I can’t even be mad at him if he does end up acting like nothing happened. How can I be mad at him when his mom just died? The answer is I can’t.

So instead, I’ll avoid being alone with him at all costs. And if that means following Pippa to the conjoined bakery and coffee shop she owns, then so be it.

I fly off the bed and head toward my open suitcase, searching for something to wear. “I want to go with you. Plus, I’ve never seen the shop. It’s time we change that.”

Pippa rolls over on the bed, her feet kicking the air. “I invited you to the opening. You didn’t show.”

A twinge of guilt rattles through me. There were so many things I missed out on because I was too chicken to face Cade—my best friend opening her dream bakery and coffee shop being one of them. I strip out of my pajamas and slide a pair of worn jeans up my legs. “Shittiest best friend award goes to me,” I say, only half-joking.

She purses her lips. “You were busy becoming famous and all. Me opening the shop wasn’t as cool.”

I smack her butt with my sweatshirt before pulling it onto my body. “Shut up. I’m hardly famous. You’re known more around here than I am thanks to your kickass cupcakes.”

Pippa rolls her eyes at me. “You were on like five morning talk shows because your book was sold out everywhere. Admit it, Mare, you’re famous.”

I go back to finishing my makeup, coating my lashes in mascara before we go out in public.

“You were on the news, too. Your mom sent me the link to watch it,” I counter.

Pippa crawls off the bed once she realizes that I’m almost ready for the day. All I need to do is make sure I have my notebook, laptop, and charger to take to the cafe.

“The local news,” she corrects.

“The video online had tons of views.”

Her dark eyebrows raise on her forehead. “Only because with a name like Wake and Bake Cafe, people thought we were selling weed.”

I laugh. “Hey, if you ever want to dive into that area, you’ve got the name for it.”

She rolls her eyes. “The wake is the caffeine, the bake for, you know—the bakes. There’s no weed to be seen there. At least that I know of,” she adds at the last minute.

We continue to laugh about all the attention she got when she opened—due to the name of her shop—as we make our way downstairs. I stop dead in my tracks when I find Cade sitting at the counter, an open computer in front of him as he holds a mug of coffee to his lips.

Pippa stops at the counter in front of him. She grabs the mug right from his hands, taking a drink of his coffee without even asking.

He gives her an annoyed look, carefully pulling the steaming cup from her grasp. “Pippa,” he argues. “Get your own coffee.”

Pippa gives him an unbothered smile.

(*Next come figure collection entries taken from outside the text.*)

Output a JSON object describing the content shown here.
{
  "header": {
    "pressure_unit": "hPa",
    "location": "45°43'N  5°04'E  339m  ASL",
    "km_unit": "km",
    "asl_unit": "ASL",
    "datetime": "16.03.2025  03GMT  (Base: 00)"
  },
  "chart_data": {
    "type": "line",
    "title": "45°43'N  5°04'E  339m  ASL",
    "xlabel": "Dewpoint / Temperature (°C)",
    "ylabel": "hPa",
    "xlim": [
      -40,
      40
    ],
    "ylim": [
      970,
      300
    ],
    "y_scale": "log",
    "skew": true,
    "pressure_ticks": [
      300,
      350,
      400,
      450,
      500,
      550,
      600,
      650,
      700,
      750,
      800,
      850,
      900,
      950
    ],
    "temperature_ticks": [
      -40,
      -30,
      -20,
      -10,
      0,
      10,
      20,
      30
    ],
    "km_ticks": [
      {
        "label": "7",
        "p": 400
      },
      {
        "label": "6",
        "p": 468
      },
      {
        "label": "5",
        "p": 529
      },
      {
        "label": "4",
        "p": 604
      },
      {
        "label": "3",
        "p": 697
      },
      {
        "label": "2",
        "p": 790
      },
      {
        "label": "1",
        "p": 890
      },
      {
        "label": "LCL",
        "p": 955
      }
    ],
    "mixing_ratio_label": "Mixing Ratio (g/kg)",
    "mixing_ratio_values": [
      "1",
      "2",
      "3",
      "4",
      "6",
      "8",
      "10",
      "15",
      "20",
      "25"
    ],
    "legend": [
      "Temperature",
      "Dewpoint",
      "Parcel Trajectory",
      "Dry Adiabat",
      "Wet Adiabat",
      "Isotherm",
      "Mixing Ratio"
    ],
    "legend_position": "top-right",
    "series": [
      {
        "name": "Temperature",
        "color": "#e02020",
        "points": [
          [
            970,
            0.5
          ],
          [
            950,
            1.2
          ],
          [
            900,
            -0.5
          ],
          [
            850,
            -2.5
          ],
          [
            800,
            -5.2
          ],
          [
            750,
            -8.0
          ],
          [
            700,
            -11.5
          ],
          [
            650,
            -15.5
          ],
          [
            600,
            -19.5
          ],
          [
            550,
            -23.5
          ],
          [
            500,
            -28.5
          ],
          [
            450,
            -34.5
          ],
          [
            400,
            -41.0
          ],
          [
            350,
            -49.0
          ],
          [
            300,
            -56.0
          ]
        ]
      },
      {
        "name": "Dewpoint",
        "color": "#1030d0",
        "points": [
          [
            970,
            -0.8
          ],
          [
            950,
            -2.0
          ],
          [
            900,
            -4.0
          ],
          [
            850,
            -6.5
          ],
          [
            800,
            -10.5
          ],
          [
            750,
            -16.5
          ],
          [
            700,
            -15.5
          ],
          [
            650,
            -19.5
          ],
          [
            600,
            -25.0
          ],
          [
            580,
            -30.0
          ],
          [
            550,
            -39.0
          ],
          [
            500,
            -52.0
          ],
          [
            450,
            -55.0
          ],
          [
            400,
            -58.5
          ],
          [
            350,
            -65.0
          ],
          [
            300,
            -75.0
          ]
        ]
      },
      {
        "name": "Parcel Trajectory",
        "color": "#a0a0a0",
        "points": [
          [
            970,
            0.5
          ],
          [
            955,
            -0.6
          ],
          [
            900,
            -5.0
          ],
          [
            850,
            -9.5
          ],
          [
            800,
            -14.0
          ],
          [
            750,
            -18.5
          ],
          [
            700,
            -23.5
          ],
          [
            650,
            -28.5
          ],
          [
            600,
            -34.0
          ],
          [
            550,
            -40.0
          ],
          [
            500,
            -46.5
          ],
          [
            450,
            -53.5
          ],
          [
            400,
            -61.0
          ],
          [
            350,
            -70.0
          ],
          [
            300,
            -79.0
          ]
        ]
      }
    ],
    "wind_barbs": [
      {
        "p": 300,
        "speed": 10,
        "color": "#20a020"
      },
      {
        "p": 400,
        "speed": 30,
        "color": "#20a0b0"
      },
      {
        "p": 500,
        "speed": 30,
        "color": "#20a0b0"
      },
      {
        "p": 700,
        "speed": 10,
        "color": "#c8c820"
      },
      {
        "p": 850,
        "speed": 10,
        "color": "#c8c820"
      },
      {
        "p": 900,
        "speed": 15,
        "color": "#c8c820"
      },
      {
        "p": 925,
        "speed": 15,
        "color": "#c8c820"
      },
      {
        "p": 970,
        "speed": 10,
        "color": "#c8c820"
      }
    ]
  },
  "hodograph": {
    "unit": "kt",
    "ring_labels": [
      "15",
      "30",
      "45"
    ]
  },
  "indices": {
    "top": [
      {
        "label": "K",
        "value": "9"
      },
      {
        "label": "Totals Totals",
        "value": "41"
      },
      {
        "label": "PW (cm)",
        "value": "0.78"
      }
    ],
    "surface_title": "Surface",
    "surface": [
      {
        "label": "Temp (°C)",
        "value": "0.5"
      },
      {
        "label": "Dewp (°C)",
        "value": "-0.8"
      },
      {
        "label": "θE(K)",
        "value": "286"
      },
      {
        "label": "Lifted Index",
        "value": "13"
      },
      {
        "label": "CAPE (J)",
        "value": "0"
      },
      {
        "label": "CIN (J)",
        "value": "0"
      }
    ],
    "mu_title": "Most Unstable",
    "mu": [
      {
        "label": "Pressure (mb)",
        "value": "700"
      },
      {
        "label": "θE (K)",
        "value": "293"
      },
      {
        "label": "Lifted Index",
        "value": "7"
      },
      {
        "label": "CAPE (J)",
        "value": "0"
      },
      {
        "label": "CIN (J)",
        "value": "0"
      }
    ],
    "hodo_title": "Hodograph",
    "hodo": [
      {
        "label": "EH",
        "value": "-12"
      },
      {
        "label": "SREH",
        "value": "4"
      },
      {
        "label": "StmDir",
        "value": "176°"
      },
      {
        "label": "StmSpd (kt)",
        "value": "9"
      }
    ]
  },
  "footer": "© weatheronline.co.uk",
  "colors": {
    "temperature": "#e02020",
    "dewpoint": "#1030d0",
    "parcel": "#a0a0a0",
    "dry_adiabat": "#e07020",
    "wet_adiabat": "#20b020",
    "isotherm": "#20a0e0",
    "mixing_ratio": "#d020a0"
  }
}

She shrugs. “Just wanted to make sure you weren’t being a traitor and drinking any other blend than Wake and Bake’s.”

He refuses to look over at me, despite me stopping in the kitchen to join them. “I think you’ve thrown away all evidence of any other coffee beans in the house except the ones that have come from you.”

“As it should be,” she says proudly. Pippa focuses on me, turning her back to her brother. “Are you fine with waiting on coffee until we get to the cafe? I’ve got an idea I want you to try.”

I look away from Cade, willing him to look at me instead so I can get an idea of how it’s going to be between us. I meet Pippa’s eyes. “That’s perfect for me. I’m ready when you are.”

Pippa grabs her keys from the bowl on the island, focusing on her brother once again. “We’ll be at Wake and Bake if you need us.”

“Goodbye Pip,” he says, taking another sip of his coffee.

I’m shocked by him flat out ignoring me after us spending all night together, but I still follow closely behind Pippa. I’m barely out of earshot when I hear him say. “Bye, Marigold.”

The use of my full name—and the icy tone in his voice—tells me two things. He isn’t going to flat out ignore me. He’s just going to act cold all over again.

Having him look at me with something other than anger was nice while it lasted.